18:00–19:00, 1st Nov, Tuesday
Castlereagh Room
The gamma function is considered to be the least special of the special functions.  This is because while it has a scary-looking definition, it has a lot of very nice properties and crops up in many areas such as number theory and quantum physics.  Titi compared it to a large town with lots of little alleys and passages to get used to—this talk will be a guided tour around the landmarks of that town.

Card Shuffles and Prime Numbers
by Prof Jack Thorne

18:00–19:00, 8th Nov, Tuesday
Boys Smith Room
How many prime factors does a natural number have, on average?  What’s the probability that a randomly chosen prime ends with a three?  We are used to thinking about probabilities when rolling dice and choosing balls from urns, but we can ask probabilistic questions about numbers too, provided we formulate them carefully.  For this, we need to learn to ask big questions like ‘how big should it be’ and ‘how big can the error be’.  Prof Thorne will introduce some of these ideas, starting with random card shuffles.

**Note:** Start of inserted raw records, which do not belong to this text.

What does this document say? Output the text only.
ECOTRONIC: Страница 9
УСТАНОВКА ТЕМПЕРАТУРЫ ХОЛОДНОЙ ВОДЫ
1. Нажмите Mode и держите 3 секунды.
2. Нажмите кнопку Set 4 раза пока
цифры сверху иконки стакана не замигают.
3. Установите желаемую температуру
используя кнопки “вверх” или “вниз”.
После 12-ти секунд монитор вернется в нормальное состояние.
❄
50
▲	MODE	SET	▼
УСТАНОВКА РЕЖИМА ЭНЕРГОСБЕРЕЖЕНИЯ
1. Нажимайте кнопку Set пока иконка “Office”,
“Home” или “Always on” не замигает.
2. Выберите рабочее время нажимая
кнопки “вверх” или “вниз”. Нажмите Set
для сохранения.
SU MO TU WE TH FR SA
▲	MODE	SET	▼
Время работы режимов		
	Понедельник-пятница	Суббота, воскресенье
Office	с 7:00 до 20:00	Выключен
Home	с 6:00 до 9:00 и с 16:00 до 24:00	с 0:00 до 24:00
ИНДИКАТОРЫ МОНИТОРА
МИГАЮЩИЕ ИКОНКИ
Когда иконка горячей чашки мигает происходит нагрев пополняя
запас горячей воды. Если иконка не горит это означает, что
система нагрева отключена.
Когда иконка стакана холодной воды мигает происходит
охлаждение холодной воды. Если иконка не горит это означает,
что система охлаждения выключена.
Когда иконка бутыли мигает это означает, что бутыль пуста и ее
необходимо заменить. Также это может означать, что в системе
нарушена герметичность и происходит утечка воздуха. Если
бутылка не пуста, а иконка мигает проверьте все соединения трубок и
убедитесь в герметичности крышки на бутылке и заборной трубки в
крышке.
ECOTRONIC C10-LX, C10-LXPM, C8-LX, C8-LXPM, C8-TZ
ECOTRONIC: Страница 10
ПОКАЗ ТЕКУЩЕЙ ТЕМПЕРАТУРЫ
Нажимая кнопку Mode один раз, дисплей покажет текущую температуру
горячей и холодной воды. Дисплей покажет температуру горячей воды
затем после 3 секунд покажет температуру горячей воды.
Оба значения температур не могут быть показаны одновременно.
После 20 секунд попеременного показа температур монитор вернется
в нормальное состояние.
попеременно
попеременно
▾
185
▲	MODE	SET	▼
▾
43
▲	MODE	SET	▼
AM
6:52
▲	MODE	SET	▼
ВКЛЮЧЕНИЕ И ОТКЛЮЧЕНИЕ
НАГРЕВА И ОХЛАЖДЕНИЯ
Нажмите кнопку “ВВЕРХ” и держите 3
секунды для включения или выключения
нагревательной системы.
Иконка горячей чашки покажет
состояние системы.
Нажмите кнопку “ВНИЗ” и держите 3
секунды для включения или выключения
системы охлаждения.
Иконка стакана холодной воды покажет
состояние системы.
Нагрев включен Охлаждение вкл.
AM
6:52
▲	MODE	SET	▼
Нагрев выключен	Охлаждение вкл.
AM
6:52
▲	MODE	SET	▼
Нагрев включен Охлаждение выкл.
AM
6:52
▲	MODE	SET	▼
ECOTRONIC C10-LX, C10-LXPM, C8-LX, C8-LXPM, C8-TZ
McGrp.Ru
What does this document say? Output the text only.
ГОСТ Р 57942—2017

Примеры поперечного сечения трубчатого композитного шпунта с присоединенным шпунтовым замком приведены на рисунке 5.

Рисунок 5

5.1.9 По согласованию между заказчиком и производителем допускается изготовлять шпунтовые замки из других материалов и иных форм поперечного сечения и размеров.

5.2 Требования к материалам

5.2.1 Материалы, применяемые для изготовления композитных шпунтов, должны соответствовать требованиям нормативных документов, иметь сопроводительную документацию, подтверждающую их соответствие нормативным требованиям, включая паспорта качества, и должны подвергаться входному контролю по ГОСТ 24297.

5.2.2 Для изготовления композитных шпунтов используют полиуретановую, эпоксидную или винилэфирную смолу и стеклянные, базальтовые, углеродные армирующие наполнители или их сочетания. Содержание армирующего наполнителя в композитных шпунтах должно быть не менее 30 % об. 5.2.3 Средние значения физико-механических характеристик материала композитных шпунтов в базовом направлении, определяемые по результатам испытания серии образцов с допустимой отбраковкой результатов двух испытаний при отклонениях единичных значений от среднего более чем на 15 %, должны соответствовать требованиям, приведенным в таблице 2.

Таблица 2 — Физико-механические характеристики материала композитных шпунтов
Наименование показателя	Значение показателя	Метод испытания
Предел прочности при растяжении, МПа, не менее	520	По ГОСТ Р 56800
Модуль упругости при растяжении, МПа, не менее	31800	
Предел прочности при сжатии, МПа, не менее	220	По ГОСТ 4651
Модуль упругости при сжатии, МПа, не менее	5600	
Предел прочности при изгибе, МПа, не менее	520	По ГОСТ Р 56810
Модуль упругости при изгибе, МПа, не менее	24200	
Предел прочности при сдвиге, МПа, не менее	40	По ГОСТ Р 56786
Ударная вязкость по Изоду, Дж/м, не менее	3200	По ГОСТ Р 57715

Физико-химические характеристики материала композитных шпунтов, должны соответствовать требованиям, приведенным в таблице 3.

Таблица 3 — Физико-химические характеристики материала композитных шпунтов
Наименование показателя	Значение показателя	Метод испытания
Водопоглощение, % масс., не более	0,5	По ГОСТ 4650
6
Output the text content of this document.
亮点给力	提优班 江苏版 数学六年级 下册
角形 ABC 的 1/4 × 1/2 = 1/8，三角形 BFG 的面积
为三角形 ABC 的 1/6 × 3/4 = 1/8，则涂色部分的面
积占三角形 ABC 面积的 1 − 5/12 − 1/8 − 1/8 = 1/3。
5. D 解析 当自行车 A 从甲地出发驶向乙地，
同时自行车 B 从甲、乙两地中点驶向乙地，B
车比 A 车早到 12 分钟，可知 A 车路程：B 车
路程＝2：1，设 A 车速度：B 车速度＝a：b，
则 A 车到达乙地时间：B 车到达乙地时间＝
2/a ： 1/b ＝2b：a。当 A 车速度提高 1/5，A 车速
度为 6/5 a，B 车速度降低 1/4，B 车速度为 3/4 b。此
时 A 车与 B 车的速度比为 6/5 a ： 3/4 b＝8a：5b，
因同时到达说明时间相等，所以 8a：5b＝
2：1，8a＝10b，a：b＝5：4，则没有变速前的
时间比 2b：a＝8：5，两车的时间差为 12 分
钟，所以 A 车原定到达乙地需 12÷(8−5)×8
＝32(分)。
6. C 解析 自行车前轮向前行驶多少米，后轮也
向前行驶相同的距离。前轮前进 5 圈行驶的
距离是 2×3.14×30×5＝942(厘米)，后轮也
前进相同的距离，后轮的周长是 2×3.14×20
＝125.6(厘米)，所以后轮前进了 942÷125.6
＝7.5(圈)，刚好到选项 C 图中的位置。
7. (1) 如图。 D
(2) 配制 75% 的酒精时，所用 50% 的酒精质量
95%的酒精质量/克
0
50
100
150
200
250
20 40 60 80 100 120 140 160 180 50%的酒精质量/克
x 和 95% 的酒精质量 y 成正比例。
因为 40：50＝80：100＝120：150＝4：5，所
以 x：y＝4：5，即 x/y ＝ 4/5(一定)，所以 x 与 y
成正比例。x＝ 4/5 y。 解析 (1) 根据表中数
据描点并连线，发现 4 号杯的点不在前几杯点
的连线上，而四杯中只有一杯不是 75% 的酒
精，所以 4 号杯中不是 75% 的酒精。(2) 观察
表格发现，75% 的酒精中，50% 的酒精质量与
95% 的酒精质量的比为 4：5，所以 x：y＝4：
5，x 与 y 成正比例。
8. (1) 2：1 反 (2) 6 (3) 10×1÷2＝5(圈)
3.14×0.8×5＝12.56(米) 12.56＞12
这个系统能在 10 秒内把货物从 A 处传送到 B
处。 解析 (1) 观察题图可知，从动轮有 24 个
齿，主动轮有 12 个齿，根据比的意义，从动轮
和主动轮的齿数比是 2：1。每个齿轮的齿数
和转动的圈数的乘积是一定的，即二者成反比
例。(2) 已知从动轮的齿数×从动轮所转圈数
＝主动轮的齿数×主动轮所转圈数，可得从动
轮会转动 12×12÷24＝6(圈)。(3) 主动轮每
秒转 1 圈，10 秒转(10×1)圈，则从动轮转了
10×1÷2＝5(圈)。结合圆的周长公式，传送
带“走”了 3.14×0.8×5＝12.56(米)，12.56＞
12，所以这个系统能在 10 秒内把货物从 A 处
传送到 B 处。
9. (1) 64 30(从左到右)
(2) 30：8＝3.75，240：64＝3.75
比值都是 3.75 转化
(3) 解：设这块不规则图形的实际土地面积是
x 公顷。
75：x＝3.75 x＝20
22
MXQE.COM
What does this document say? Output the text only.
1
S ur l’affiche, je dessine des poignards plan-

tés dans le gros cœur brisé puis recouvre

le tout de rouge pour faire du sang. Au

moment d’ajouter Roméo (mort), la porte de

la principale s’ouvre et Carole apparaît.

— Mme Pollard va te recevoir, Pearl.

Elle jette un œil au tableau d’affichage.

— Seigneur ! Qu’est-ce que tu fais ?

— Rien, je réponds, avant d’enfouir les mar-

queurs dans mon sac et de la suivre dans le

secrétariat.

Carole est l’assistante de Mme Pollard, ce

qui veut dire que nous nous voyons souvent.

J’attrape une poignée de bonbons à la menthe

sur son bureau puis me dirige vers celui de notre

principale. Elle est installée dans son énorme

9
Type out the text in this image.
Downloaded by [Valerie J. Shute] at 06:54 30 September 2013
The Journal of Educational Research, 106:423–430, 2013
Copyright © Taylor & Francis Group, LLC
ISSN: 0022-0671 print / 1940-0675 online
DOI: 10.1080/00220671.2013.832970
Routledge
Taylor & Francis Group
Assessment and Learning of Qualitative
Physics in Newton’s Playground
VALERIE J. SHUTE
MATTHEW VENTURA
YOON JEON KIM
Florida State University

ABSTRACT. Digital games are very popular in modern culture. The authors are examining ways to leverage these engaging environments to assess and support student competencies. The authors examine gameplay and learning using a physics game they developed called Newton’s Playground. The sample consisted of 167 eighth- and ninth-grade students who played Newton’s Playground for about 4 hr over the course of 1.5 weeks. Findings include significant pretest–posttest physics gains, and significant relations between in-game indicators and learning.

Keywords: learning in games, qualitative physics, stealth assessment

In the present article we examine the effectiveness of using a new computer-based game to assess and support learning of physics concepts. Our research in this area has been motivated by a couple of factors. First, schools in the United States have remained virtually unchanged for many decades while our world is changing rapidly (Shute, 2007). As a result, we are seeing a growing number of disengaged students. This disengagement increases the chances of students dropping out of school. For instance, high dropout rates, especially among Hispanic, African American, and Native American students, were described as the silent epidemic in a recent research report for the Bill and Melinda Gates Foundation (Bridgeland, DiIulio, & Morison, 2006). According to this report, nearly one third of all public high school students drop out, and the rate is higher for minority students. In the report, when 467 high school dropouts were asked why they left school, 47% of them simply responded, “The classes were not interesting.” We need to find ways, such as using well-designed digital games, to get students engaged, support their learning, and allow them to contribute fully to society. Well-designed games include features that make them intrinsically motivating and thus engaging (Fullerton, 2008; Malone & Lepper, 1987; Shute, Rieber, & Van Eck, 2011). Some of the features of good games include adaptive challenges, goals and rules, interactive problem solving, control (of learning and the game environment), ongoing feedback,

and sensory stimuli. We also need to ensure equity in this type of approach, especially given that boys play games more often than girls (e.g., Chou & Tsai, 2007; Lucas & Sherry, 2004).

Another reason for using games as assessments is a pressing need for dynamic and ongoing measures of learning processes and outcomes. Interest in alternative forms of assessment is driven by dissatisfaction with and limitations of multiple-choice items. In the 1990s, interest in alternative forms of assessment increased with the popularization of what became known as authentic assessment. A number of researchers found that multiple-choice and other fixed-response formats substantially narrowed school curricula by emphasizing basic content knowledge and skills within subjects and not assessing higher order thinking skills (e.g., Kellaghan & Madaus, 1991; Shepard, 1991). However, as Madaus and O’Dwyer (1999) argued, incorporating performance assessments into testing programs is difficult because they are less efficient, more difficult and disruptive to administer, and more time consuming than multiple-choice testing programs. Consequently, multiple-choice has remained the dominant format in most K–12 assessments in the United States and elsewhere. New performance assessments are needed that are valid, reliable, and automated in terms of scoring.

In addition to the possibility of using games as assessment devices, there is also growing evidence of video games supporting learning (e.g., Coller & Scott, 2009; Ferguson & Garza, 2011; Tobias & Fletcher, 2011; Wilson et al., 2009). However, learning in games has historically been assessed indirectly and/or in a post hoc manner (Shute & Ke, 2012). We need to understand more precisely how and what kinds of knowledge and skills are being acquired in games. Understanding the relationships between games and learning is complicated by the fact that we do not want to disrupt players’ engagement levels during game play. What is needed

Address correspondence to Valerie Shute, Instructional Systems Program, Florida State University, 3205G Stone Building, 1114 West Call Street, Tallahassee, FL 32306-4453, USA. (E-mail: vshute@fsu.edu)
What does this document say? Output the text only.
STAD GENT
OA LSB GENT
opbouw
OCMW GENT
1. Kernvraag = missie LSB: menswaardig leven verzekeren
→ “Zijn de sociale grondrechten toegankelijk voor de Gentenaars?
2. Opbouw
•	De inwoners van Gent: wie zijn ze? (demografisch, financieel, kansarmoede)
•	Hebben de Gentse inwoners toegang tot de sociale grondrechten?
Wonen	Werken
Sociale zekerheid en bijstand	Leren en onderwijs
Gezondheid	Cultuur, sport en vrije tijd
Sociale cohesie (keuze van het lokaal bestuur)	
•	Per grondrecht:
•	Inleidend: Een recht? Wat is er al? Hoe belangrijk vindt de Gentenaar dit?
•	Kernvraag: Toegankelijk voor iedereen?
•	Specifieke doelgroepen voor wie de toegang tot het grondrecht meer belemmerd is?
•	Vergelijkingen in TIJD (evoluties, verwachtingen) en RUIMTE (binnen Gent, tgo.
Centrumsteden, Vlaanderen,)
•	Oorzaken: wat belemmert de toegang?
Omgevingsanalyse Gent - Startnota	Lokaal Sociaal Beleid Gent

When Is an Irrational Number Nearly a Rational Number?
by Aled Walker

18:00–19:00, 22th Nov, Tuesday
Castlereagh Room
This talk will be about an old area of number theory called ‘diophantine approximation’. Informally speaking, questions in this area ask about how closely one can approximate a fixed irrational number by a sequence of rational numbers. Undergraduates learn about how continued fractions can be used to do this, but this is just the start of a story that continues right up to the present day. In fact, a major conjecture in the area was recently resolved by Dimitris Koukoulopoulos and James Maynard: this was one of the results that won Maynard his Fields Medal in July. Though their proof was very technical, it had an unexpected relationship to very concrete questions in combinatorial number theory, involving greatest common divisors — some of which could have been asked on a Numbers & Sets examples sheet.